I feel quite relaxed here and Wan tends to my every need. All her family are lovely, and her kid is very loving and as bright as a button.

I will reserve judgement on whether I can move here permanently. There is no hurry and I will be patient and see how things go.

I am very fond of Wan – she is a lovely lady, both in looks and in character and I doubt I will ever finder a kinder, more attentive lady than her if I look for the rest of my life

But I don’t love her.

I may do one day but right now I don’t. Is love important? Am I capable of loving someone again? I don’t know. Part of me says that maybe it’s good that I don’t love her. That way I can be strong and not succumb to unreasonable requests and behaviour on her part.

No doubt that is true, but in the short time that I have been with Wan, I just can’t imagine her ever trying to ‘put one over on me’ or behaving in a bad manner. It just isn’t her.


Now back to the incredible Mario and his hurtful comments.

He has written again today and you can read what he said in the comments section. It is pretty much the same crap as before, except to tell us he is six feet five and can walk over anyone. He really is a prick isn’t he?

As you can imagine I have been thinking much about this – not because he has said anything new; I have already pretty much blogged just about everything he has said about Dang.

OK I admit that he also heaped a lot of abuse on me, trying to make me feel bad about myself, belittling my sexual abilities, even indulging in rampant and cruel ageism.

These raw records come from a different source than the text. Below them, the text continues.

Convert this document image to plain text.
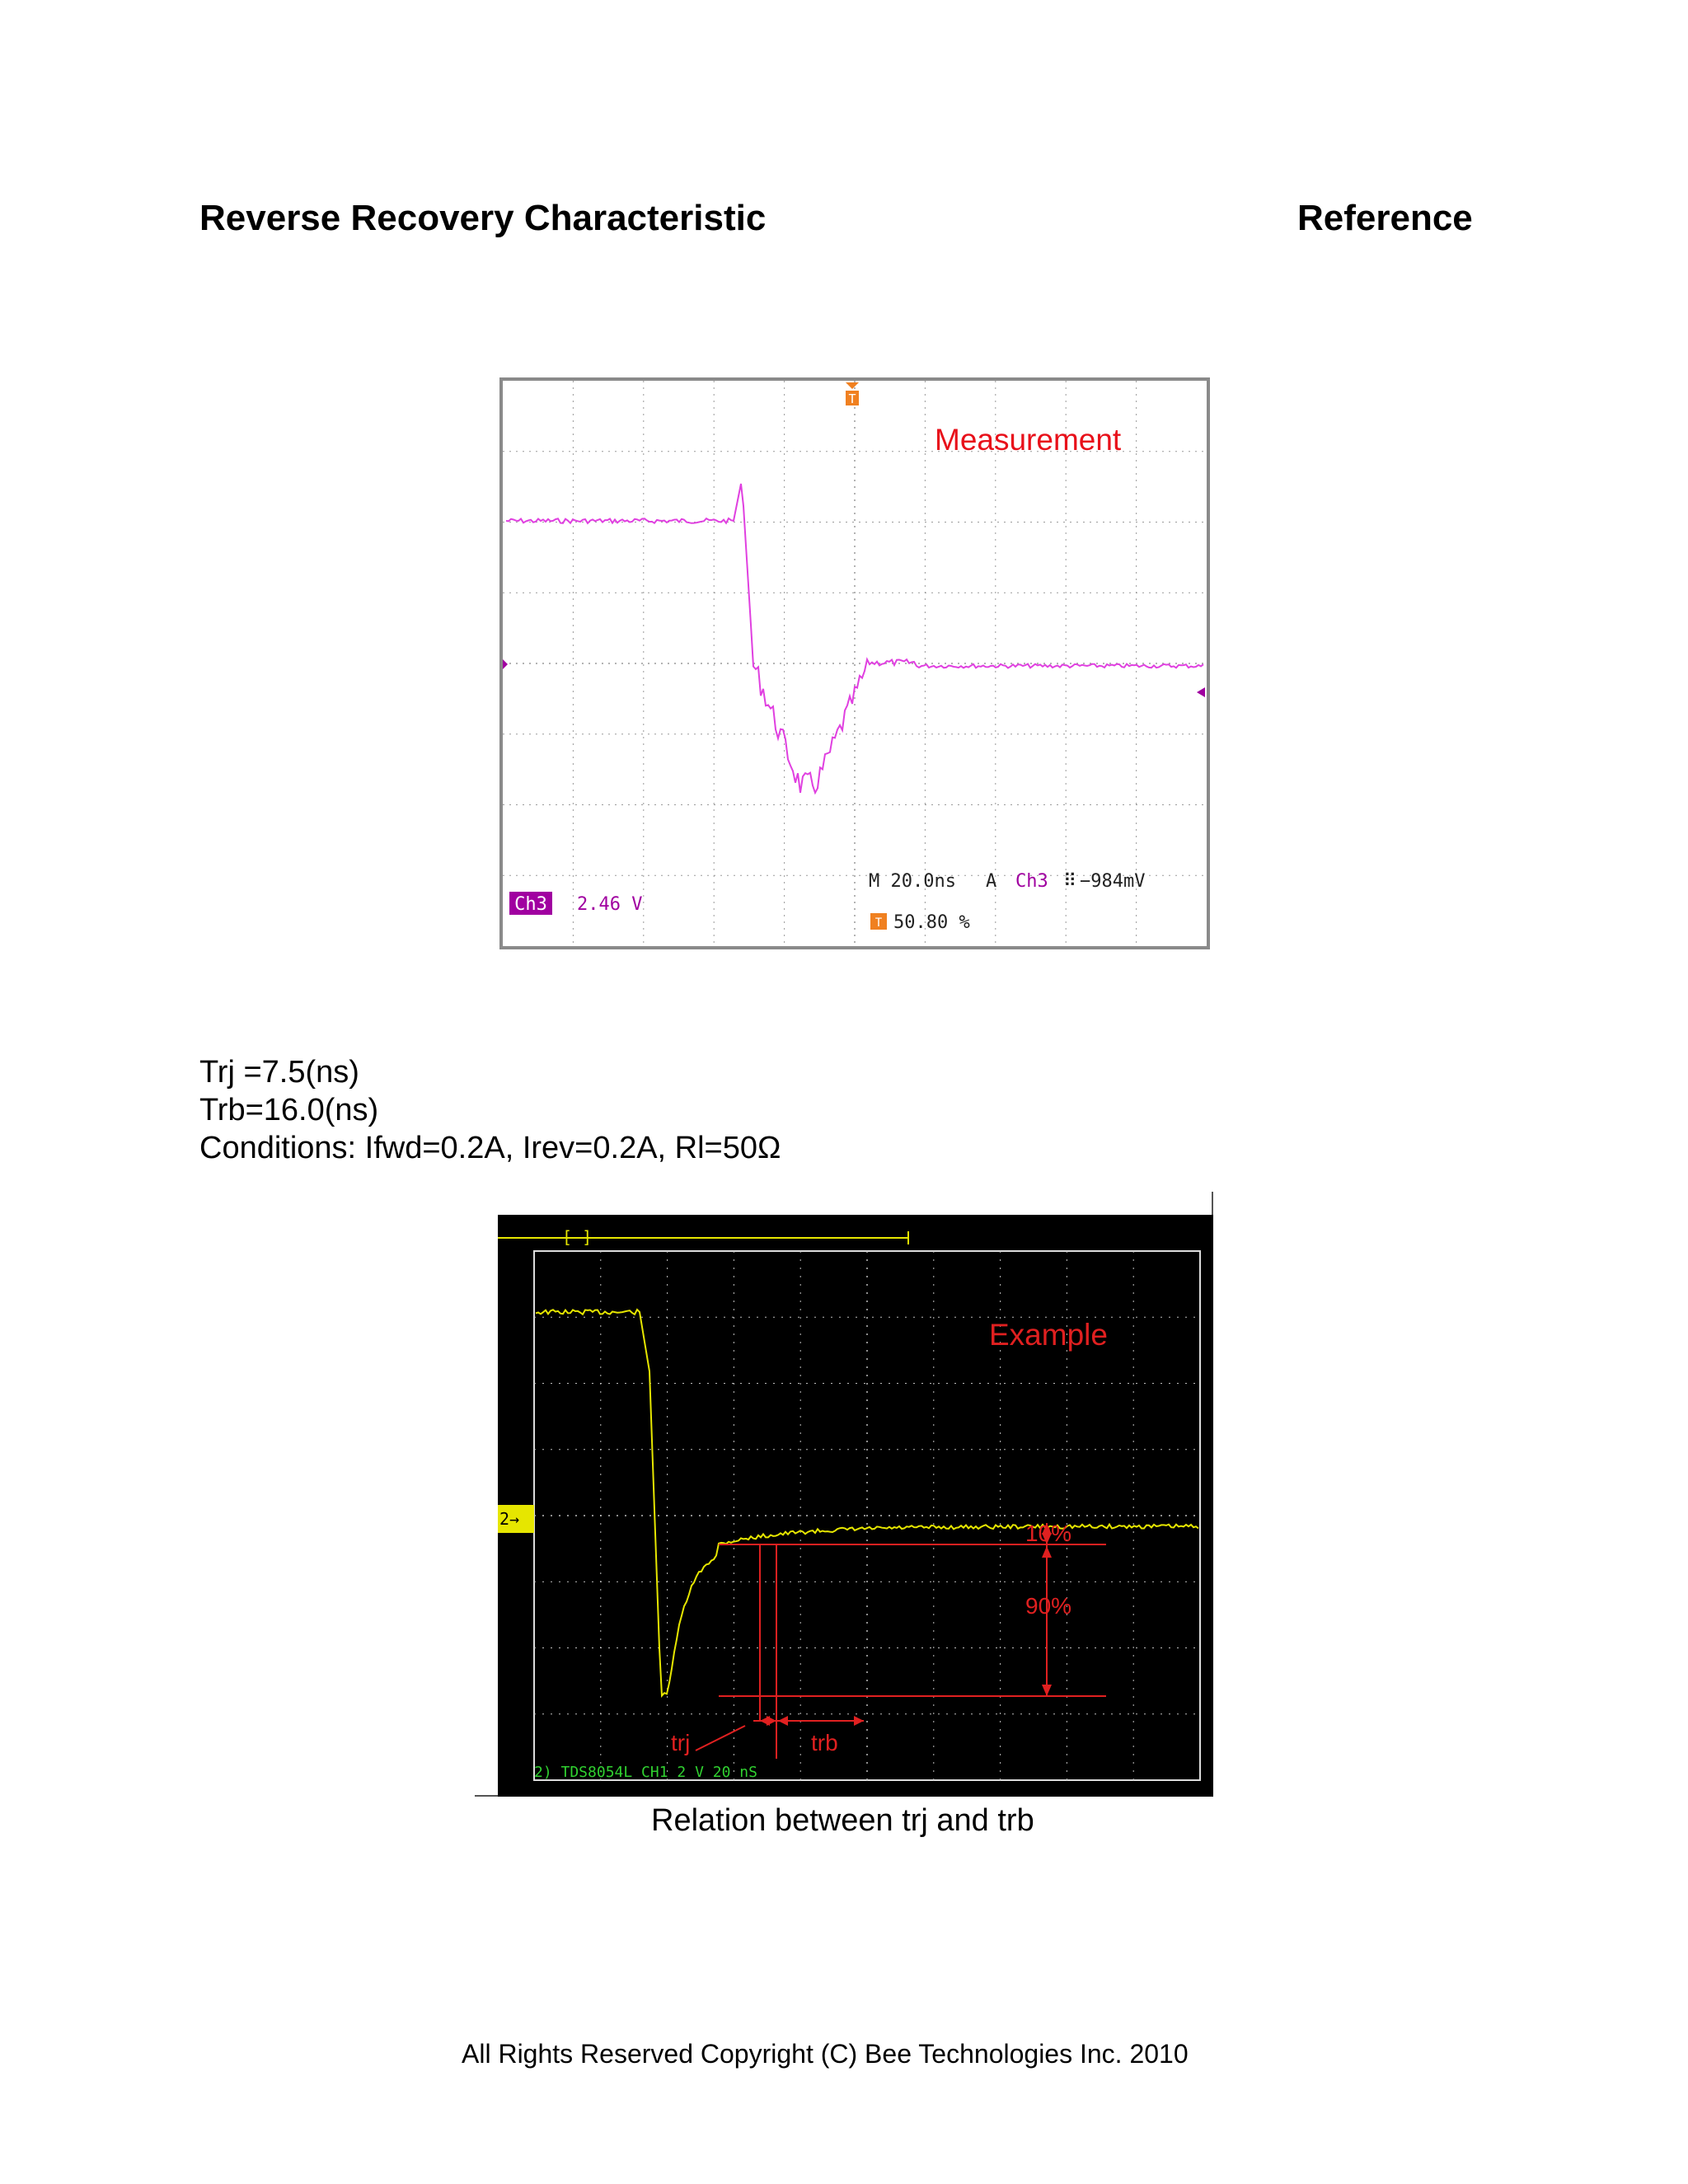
Reverse Recovery Characteristic	Reference
T
Measurement
Ch3 2.46 V
M 20.0ns A Ch3 ⠿ −984mV
T 50.80 %
Trj =7.5(ns)
Trb=16.0(ns)
Conditions: Ifwd=0.2A, Irev=0.2A, Rl=50Ω
[ ]
2→
Example
10%
90%
trj	trb
2) TDS8054L CH1 2 V 20 nS
Relation between trj and trb
All Rights Reserved Copyright (C) Bee Technologies Inc. 2010
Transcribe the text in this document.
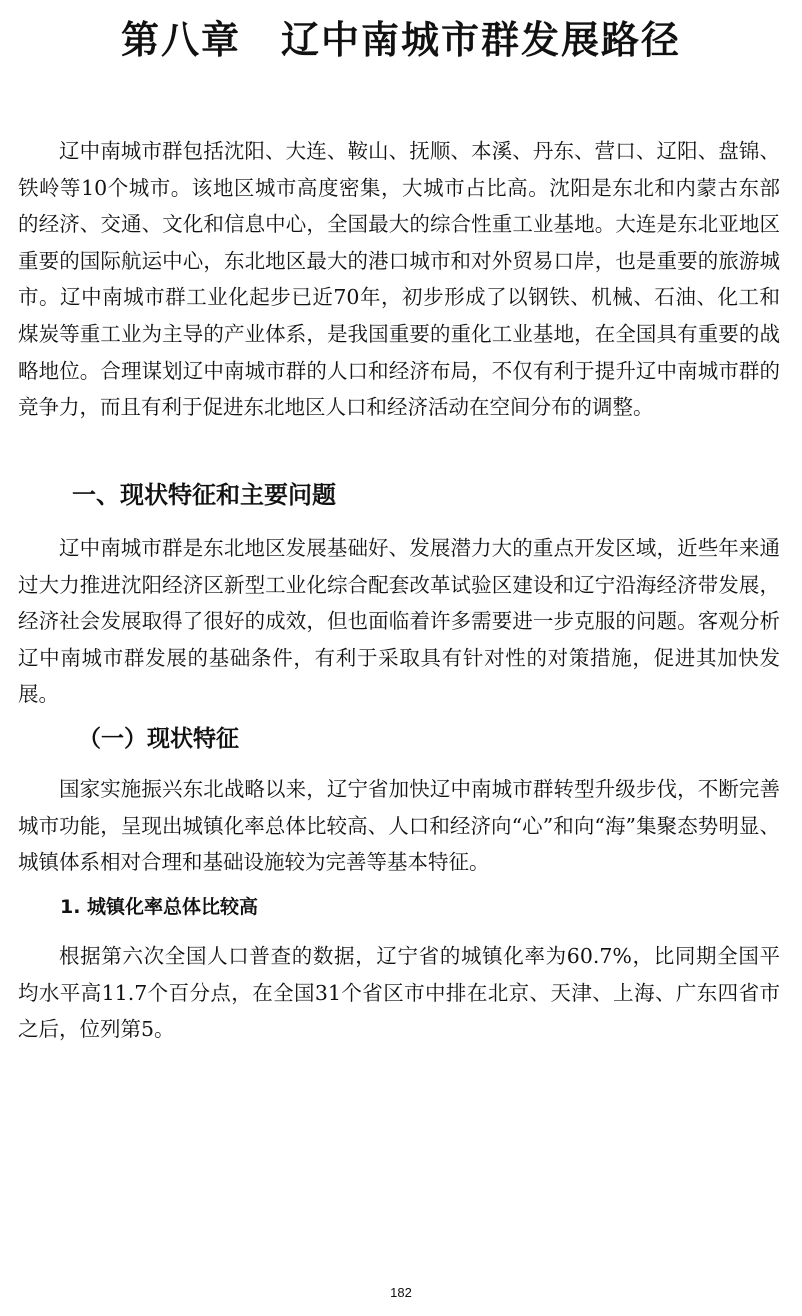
第八章　辽中南城市群发展路径

辽中南城市群包括沈阳、大连、鞍山、抚顺、本溪、丹东、营口、辽阳、盘锦、铁岭等10个城市。该地区城市高度密集，大城市占比高。沈阳是东北和内蒙古东部的经济、交通、文化和信息中心，全国最大的综合性重工业基地。大连是东北亚地区重要的国际航运中心，东北地区最大的港口城市和对外贸易口岸，也是重要的旅游城市。辽中南城市群工业化起步已近70年，初步形成了以钢铁、机械、石油、化工和煤炭等重工业为主导的产业体系，是我国重要的重化工业基地，在全国具有重要的战略地位。合理谋划辽中南城市群的人口和经济布局，不仅有利于提升辽中南城市群的竞争力，而且有利于促进东北地区人口和经济活动在空间分布的调整。

一、现状特征和主要问题

辽中南城市群是东北地区发展基础好、发展潜力大的重点开发区域，近些年来通过大力推进沈阳经济区新型工业化综合配套改革试验区建设和辽宁沿海经济带发展，经济社会发展取得了很好的成效，但也面临着许多需要进一步克服的问题。客观分析辽中南城市群发展的基础条件，有利于采取具有针对性的对策措施，促进其加快发展。

（一）现状特征

国家实施振兴东北战略以来，辽宁省加快辽中南城市群转型升级步伐，不断完善城市功能，呈现出城镇化率总体比较高、人口和经济向“心”和向“海”集聚态势明显、城镇体系相对合理和基础设施较为完善等基本特征。

1. 城镇化率总体比较高

根据第六次全国人口普查的数据，辽宁省的城镇化率为60.7%，比同期全国平均水平高11.7个百分点，在全国31个省区市中排在北京、天津、上海、广东四省市之后，位列第5。

182
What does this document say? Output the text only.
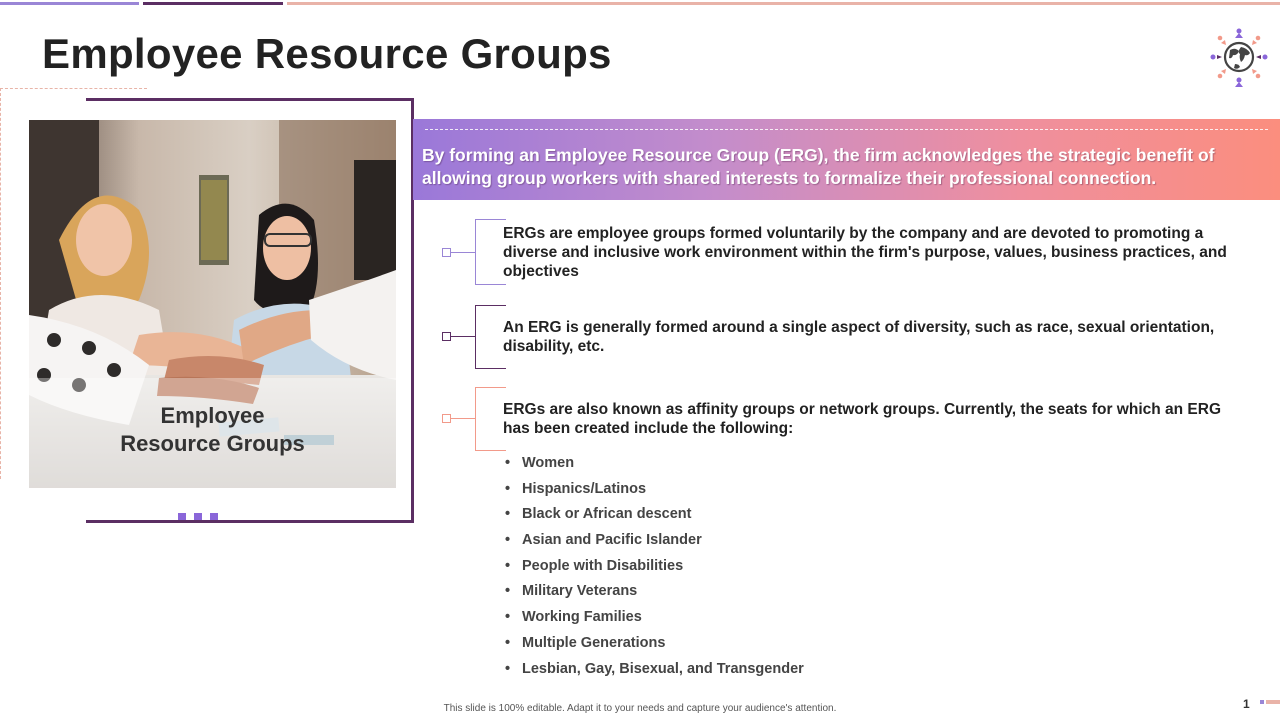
Employee Resource Groups
Employee
Resource Groups
By forming an Employee Resource Group (ERG), the firm acknowledges the strategic benefit of allowing group workers with shared interests to formalize their professional connection.
ERGs are employee groups formed voluntarily by the company and are devoted to promoting a diverse and inclusive work environment within the firm's purpose, values, business practices, and objectives
An ERG is generally formed around a single aspect of diversity, such as race, sexual orientation, disability, etc.
ERGs are also known as affinity groups or network groups. Currently, the seats for which an ERG has been created include the following:
• Women
• Hispanics/Latinos
• Black or African descent
• Asian and Pacific Islander
• People with Disabilities
• Military Veterans
• Working Families
• Multiple Generations
• Lesbian, Gay, Bisexual, and Transgender
This slide is 100% editable. Adapt it to your needs and capture your audience's attention.	1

But I am more upset that someone would deliberately set out to hurt and gloat over a fellow human being who he had never met and never done him any harm, than what he actually said.

Many of you cannot understand why I put my whole life out there on the line for all to see. I can’t answer that, but it does seem to be therapeutic and it does help me in many ways to understand myself better, and as a consequence, try to change myself.

I have already ‘spilled my guts’ so there’s not much left to spill.

I will never know if Mario is telling the truth, whether the whole thing is just a figment of his warped imagination, or whether there is a basis of truth, but has been highly exaggerated.

It could all be made up. There is nothing he has written that could not be discerned from my blogs or my posts through the years on Thai Visa. Everything he has seemingly ‘knowingly referred to’ is available on the net if you want to find it – including the location of my house and the location of Dang’s shop.

However, if he knows so much, it is strange that he hasn’t bragged about knowing Dang’s real name. I’m sure he would have done if he knew it.

Having said that, the basis of the story rings very true as she often went ‘AWL’ for the night when she had her shop, and would return the next morning, hung over.

If she didn’t do it with Mario, I am quite sure she did it with plenty of others, so it really doesn’t matter, one way or another.

As for my sexual prowess, well I am not going to demean myself by responding to that, except to say that since I left Dang I have enjoyed some of the best sex of my entire life, and that is yet another reason why I would never go back to her. For some reason, apart from the first few weeks we were together, it never seemed to work very well for us.

2 thoughts on “Selaphum, (near Roi Et), 10th April, 2010 – Sober as a judge.”

  1. Mobi, I am one of your clan and life seems a constant battle taken daily. While we try to resist our addiction to things frowned upon by “normal” people we inevitable relapse into our old ways and then give ourselves a hard time afterwards. We are unlikely to ever rehabilitate and need to accept the fact, enjoy the good times and bad times, because ultimately life is too short to waste on guilt and repentance, especially when we are on the wrong side of “middle age”… Enjoy reading your blog since it makes me feel more normal, keep it up!

  2. Yes, you are right and this Mario character is certainly a prick and has an ego problem that is as big as his stated build.

    If you want something alternative to look at, try www_real-divers.com its in soi welcome, jomtien.

    I for one look forward to reading your blogs since Peter Lloyd directed me to the page. All the best.